The San Francisco Bay Conservation and Development Commission was created in 1965 to prevent builders and local governments from overfilling the bay. Any development project within 100 feet of the shoreline needs the commission’s approval.

But four years ago, the commission’s procedures shifted and it began requiring all projects to plan for midcentury estimates of sea level rise. The estimate in 2011 was 16 inches; it has gone up since.

“We were established to stop the bay from shrinking,” Goldbeck said. “Now we have to address an expanding bay that is going to come up on the shoreline.”

Wetland restoration is another major regional response.
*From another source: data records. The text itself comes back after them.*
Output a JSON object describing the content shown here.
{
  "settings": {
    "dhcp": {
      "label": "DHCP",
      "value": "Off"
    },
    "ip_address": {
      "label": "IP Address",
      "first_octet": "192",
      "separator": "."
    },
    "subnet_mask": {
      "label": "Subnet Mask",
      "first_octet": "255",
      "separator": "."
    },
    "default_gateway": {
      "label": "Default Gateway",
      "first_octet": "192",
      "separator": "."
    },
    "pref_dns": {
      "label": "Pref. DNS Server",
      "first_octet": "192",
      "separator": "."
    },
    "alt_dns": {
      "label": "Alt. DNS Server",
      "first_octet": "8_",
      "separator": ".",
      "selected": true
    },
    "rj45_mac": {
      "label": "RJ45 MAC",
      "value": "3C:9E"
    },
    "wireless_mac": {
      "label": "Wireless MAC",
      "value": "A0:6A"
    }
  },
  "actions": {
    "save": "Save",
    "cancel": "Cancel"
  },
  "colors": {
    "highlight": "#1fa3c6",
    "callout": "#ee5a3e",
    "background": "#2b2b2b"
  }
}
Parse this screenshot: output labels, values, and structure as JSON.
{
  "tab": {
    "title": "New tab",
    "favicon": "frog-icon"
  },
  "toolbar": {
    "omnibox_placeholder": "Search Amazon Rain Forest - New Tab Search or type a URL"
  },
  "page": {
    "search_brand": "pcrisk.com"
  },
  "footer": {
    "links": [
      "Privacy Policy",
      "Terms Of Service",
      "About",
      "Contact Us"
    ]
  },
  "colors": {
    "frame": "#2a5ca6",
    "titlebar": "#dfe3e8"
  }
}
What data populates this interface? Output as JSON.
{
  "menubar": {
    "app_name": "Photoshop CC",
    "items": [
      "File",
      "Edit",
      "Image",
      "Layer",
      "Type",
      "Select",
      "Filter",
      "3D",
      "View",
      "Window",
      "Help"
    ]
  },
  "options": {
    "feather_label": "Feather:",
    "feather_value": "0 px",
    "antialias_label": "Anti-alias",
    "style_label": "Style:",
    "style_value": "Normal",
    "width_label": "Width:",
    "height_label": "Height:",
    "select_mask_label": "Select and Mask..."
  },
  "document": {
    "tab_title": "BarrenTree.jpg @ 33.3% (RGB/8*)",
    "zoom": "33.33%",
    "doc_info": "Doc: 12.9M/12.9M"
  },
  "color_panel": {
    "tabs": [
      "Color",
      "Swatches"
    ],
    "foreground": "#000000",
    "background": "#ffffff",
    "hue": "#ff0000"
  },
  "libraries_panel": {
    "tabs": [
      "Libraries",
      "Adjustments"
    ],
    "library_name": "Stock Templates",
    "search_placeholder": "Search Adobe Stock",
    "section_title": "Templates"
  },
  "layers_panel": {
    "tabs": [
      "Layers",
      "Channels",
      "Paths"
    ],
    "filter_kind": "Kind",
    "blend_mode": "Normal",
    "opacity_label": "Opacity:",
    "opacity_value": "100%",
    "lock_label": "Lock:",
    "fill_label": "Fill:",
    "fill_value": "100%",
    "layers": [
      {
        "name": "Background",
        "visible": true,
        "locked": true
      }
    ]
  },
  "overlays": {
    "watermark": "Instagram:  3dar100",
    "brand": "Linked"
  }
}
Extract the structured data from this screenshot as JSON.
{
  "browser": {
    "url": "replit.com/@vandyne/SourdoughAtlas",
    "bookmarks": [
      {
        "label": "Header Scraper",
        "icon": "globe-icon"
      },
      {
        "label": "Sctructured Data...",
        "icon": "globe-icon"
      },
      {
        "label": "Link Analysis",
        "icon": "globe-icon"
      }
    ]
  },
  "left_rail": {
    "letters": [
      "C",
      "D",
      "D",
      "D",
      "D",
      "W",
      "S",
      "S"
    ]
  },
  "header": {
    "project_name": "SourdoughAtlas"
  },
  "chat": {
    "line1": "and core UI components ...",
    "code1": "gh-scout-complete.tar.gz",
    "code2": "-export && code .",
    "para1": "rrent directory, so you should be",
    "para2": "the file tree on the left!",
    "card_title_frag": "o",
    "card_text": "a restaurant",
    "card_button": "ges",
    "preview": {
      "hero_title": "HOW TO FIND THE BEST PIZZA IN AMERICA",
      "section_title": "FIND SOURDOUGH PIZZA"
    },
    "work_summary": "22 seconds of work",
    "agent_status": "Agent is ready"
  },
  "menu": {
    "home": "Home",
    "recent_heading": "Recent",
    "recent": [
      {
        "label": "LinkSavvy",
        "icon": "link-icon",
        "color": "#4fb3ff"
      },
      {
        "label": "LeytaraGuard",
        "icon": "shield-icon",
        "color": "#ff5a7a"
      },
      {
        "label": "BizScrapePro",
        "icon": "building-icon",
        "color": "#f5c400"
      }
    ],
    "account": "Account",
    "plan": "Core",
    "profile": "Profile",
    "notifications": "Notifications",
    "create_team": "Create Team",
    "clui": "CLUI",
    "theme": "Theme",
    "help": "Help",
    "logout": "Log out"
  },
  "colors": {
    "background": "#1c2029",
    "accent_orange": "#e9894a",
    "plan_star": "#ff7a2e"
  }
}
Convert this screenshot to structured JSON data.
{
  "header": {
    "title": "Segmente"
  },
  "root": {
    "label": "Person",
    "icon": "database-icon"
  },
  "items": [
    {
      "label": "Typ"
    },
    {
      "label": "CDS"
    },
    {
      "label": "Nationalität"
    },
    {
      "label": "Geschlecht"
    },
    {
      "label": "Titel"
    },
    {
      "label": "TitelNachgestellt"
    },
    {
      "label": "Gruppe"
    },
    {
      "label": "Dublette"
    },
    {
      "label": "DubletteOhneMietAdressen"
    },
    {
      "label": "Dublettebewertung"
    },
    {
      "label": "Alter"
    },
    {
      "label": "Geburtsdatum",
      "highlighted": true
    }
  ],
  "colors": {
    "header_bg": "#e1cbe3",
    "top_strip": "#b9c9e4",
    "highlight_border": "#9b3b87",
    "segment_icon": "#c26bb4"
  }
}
With the passage of Measure AA in June across the nine-county Bay Area, a flat $12 parcel tax on all properties — homes, businesses and industries alike — is expected to generate over $500 million in 20 years to restore wetlands and create new ones.

Grenier, of the San Francisco Estuary Institute, suggested that these projects could be a long-term and inexpensive way to mitigate the combined effects of sea level rise and storm surges, since wetlands can dampen large waves and give communities more time to evacuate in an emergency. The restoration is an alternative to maintaining concrete walls and levees, she said.

Wetlands buffer shores from higher and stronger tides. New sediment deposited by wave action allows them to grow vertically as the sea rises. However, it is uncertain whether wetlands can grow fast enough to keep up.

“We have to gamble that sea level rise will slow down,” Grenier said. “No one has a 30-foot plan. But if you wait too long, you can’t have the wetland option.”

Stoll questioned the fairness of a flat tax to cover the cost of wetland restoration. Measure AA will apply to all landowners, whether they are low-income residents living miles from the shore or multibillion-dollar companies with newly built waterfront headquarters.

“It was an unfortunate political reality that we had to compromise,” said Zisser, of Save the Bay, a leading proponent of the measure. “If we didn’t compromise with these economic interests, we wouldn’t have been as successful. Nothing polled as high as a flat parcel tax. It’s something we all benefit from, regardless of where we live.”